Physicians need access to the highest-quality and most up-to-date information in order to make the best decisions for their patients. However, patient data is often spread across multiple platforms that don't always play nicely with each other. Electronic health record (EHR) systems store textual information like patient visit notes and test results. Separately, picture archiving and communication systems (PACS) provide storage and access to medical images.
When a physician has access only to an EHR system or only to a PACS, then they really only have part of the comprehensive picture of their patient's health. Accessing these systems separately is suboptimal and time-consuming. Medical imaging, while important, is only a single aspect of the patient's record, and any diagnosis without considering the patient's broader medical history will be based on incomplete information.
If you're wondering whether an EHR system can integrate with a PACS so that physicians can easily have a full picture of patient data, the short answer is yes.
But what else must you first be aware of and how can you go about integrating the two?
There are a few EHR vendors that actually have a PACS that you can license that integrates with their EHR system. These vendors are a very small minority, and none are market juggernauts.

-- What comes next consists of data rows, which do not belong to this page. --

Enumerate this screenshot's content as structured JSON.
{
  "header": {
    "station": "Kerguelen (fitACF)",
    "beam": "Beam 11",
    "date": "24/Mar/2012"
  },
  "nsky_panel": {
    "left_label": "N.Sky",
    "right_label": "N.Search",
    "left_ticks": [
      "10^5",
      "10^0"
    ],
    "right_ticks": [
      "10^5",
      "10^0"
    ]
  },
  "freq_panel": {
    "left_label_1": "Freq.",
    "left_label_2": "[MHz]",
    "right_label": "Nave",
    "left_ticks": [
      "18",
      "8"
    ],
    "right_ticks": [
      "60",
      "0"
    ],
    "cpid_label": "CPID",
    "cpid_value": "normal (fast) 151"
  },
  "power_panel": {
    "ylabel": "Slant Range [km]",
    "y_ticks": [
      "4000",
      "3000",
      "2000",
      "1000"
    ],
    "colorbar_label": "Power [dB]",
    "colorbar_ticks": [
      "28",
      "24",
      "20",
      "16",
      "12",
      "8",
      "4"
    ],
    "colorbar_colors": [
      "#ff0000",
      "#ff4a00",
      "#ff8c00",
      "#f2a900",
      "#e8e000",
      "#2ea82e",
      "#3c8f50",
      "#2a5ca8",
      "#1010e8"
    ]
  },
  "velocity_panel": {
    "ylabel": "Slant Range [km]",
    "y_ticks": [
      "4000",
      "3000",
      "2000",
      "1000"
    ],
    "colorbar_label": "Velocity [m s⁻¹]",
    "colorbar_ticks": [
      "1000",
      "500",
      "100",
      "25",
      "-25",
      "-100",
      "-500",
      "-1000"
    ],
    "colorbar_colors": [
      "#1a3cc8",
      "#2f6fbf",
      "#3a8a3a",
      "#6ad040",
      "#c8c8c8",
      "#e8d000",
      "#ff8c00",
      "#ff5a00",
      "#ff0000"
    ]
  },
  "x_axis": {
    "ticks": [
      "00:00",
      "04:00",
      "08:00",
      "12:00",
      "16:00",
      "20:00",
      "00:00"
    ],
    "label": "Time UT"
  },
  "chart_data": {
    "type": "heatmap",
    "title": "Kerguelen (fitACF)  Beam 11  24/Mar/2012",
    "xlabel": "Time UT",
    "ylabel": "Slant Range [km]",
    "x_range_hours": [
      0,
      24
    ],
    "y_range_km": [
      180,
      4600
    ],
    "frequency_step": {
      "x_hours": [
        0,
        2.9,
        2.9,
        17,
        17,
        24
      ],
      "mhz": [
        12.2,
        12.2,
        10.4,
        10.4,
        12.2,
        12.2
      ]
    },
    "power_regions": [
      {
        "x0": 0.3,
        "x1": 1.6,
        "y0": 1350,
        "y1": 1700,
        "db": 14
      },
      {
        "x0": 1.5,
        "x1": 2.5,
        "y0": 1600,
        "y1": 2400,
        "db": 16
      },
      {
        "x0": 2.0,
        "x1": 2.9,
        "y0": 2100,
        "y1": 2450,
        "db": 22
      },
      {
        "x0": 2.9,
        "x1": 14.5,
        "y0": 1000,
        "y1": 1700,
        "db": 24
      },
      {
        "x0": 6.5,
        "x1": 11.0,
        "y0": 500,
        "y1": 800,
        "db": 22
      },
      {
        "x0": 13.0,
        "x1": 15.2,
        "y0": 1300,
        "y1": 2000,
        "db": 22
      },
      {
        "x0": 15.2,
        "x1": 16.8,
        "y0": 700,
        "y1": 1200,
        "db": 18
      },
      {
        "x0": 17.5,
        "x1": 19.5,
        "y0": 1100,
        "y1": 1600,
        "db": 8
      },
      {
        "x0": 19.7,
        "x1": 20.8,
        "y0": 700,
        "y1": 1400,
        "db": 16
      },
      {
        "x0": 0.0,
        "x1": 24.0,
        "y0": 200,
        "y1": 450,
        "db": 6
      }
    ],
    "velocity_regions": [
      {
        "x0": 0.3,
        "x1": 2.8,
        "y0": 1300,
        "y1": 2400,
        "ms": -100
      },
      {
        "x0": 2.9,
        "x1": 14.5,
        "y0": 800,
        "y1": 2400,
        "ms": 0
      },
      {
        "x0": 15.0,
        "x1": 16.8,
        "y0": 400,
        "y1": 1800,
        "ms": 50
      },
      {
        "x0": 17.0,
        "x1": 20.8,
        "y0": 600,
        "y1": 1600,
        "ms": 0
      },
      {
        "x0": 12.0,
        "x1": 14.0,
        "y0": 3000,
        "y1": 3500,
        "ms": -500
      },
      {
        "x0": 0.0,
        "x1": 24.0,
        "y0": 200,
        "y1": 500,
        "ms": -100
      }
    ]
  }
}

This lack of direct integration can largely be explained by the Affordable Care Act, which never provided sufficient incentive for the electronic storage of medical images. EHR vendors didn't want to spend time and effort on medical image management if their customers wouldn't get reimbursed for it, hence the separation between EHR systems and PACS. Better to pursue their meaningful use elsewhere.
In most other cases, depending on the vendor, EHR systems have built-in application program interfaces (APIs), which are essentially pathways into the EHR system that enable electronic integration. The best APIs are the ones that use HL7, which is a standard for transferring data between healthcare software applications. Many vendors use the HL7 standard, and in these situations, it's fairly straightforward for an astute PACS vendor to connect to an EHR system.
Even if HL7 is used, however, you still need to make sure that these EHR-PACS connections are set up to include appropriate data security. Doctors with the credentials to view a patient's record should also have the authority to view that patient's related medical images without exposing unauthorized patient images or protected information. This is more difficult than it sounds, because unique patient identifiers (UPI) vary from system to system. Lining up patient information between systems, such as a PACS and EHR, can thus be very challenging. Figuring out how to exactly link the two, especially in cases where patients have common surnames, can be a messy business.
Somehow, a link has to be created between the different UPIs for the same patient in two different systems so that doctors can use their credentials in one system to access the same patient's records in the other system. Getting this right is critical to an effective EHR-PACS integration.
You should be aware that once you link these systems, you will need to stay on top of any vendor changes or upgrades made to each, in order to ensure the integration isn't compromised. Each must be able to adapt to such changes. There has to be ongoing communication between the different providers to account for the inevitable maintenance that will occur. It's a good idea to foster an ongoing relationship with each system's vendor.
If you're already using a PACS and are in the market for a new EHR system, you want to be sure it has an HL7 interface that it can expose to a PACS vendor. Check whether the EHR vendor will charge extra for this feature (some do!). In today's world of changing technology, you probably want a PACS that's accessible via the internet for more flexible access no matter where the two systems are located.